FAYETTEVILLE -- The state Highway and Transportation Department won't respond until Monday at the earliest to a complaint it's violating the free speech rights of anti-abortion protesters in Fayetteville, department spokesman Danny Straessle said Friday.

The area's state representative, the state attorney general's office and the region's highway commissioner all also declined to comment Friday.

The department received a faxed letter of protest late Wednesday from a legal firm representing the local chapter of the "40 Days for Life" prayer vigil. Participants in the vigil were told earlier that day by a department employee they couldn't carry signs along a state highway, according to the letter and to protest organizers. Volunteers are conducting the vigil outside the Planned Parenthood Health Center on North Crossover Road in Fayetteville. The road is also Arkansas 265.

The protesters had previously carried signs in the "40 Days for Life" protests at the same site twice a year, every year since 2011, organizers said. Planned Parenthood is a nonprofit reproductive health care provider.

The Highway Department's legal counsel is reviewing the letter, Straessle said. After that review, any comment will come from department Director Scott Bennett, who was out of state Friday on business, Straessle said. The department is an independent state agency with its own legal department.

The state attorney general's office represents most state agencies, but hasn't been consulted in the matter, spokesman Judd Deere of Attorney General Leslie Rutledge's office said Friday.

Dick Trammel of Rogers, whose district includes Northwest Arkansas and is chairman of the state Highway Commission, learned of the issue Friday and deferred any comment to the director.

Rep. Charlie Collins, R-Fayetteville, whose district includes the protest site, said he would have to check Highway Department regulations before making any comment.

The Thomas More Society, a nonprofit law firm based in Chicago, faxed the letter to the department late Wednesday. The fax was received after the close of business and found Thursday morning, Straessle said.

"Until this week, the pro-lifers have not encountered any problems with law enforcement during the thousands of hours they have spent on the vigil," the law firm's letter said.

The department cited Arkansas Code 5-67-101 and 27-67-304 in their refusal to allow signs, the protest letter stated.
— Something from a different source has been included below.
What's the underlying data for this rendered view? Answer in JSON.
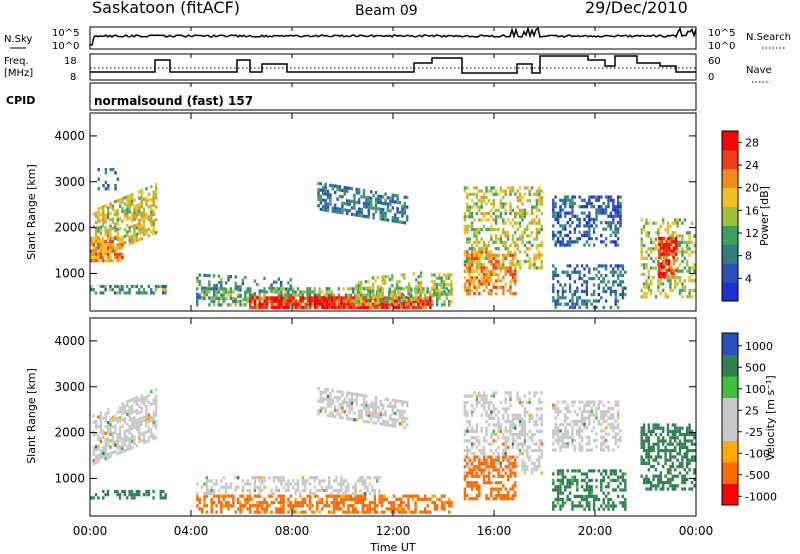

The letter argued those laws apply only to advertising and to structures such as billboards.

"To apply this section of the code to a small group of individuals, displaying temporary, hand-held signs in furtherance of their First Amendment Rights to communicate their views on a matter of public importance is to stretch it past the breaking point," the letter said.

The vigil will continue, organizers said, with participants wearing T-shirts with anti-abortion protest slogans.